ReligionChurch Joke: 72
A man who smelled like a distillery flopped on a subway seat next to a priest. The man's tie was stained, his face was plastered with red lipstick, and a half-empty bottle of gin was sticking out of his torn coat pocket. He opened his newspaper and began reading. After a few minutes the disheveled guy turned to the priest and asked, "Say, Father, what causes arthritis?"

"My son, it's caused by loose living, being with cheap, wicked women, too much alcohol, and a contempt for your fellow man."

"Well, I'll be damned," the drunk muttered, returning to his paper.

The priest, thinking about what he had said, nudged the man and apologized. "I'm very sorry, I didn't mean to come on so strong. How long have you had arthritis?"
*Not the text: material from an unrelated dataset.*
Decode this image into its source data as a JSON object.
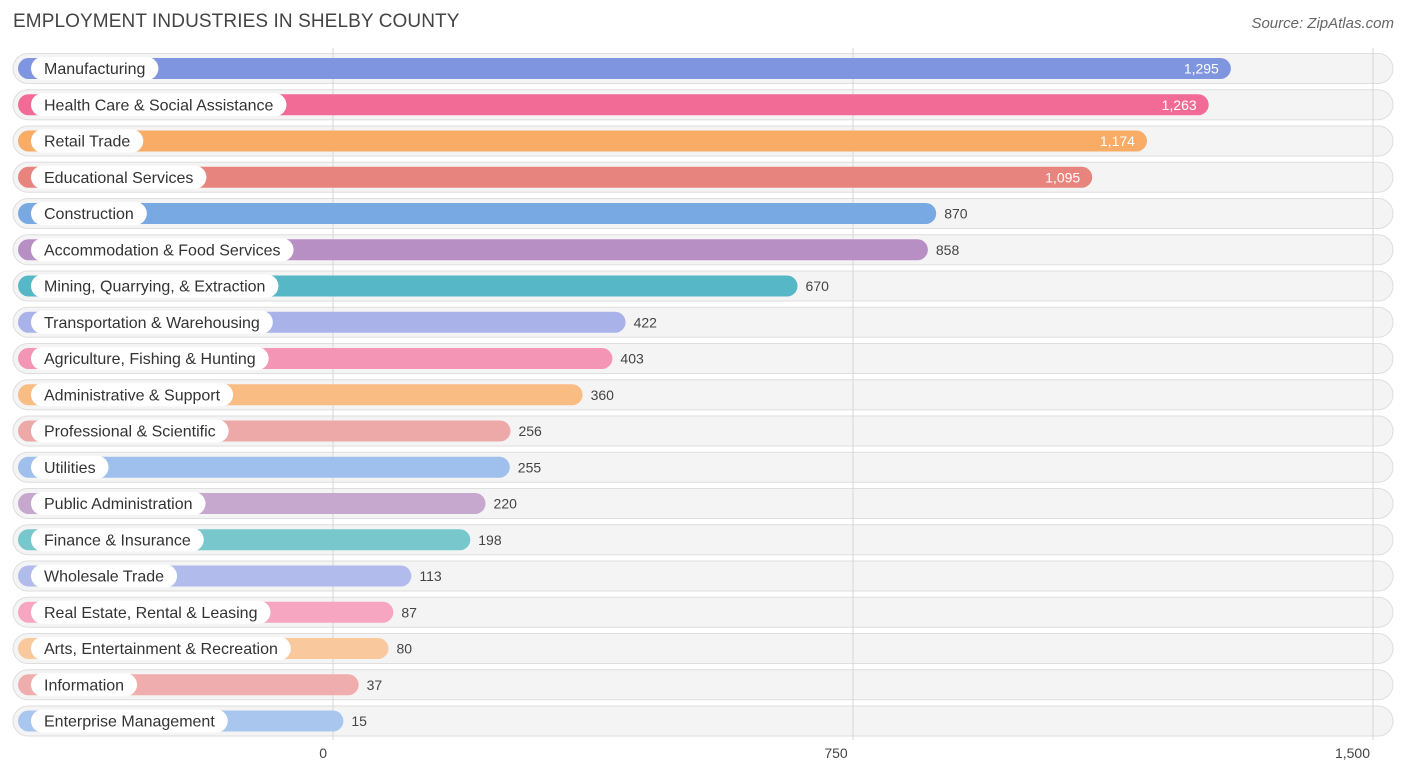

"I don't have it, Father. I was just reading here that the Pope does."


ReligionChurch Joke: 73
What is white and streaks across the sky?

The coming of the Lord.


ReligionChurch Joke: 74
Did you hear about that guy who was asked to be a Jehovah's witness?

- He refused becuase he hadn't seen the accident.


ReligionChurch Joke: 75
A lawyer and the pope were both killed in an accident. The two were in line to see St. Peter at the Pearly Gates. St. Peter asked the lawyer his name and looked it up in his book. He then asked the Pope for his name, and looked it up in his book also. "Now, if you will come with me, I will show you your eternal dwellings," said St. Peter. They walked along the clouds and came to a huge mansion with all sorts of lavish trappings. St. Peter turned to the lawyer and told him this was to be his house. The Pope, knowing how important he was to the church could hardly imagine what his house would be like. St. Peter and the Pope continued on to a small, beat-up wooden shack. St. Peter told the Pope that this would be his dwelling. The Pope, shocked, said to St. Peter, "Just a minute! That other guy was a lawyer and he gets a mansion. I was the head of the Roman Catholic church, and this is all the reward I get?" St. Peter looked at the Pope and said "True, you have done great things. But we have lots of Popes in Heaven, and that guy was the first lawyer ever to make it up here."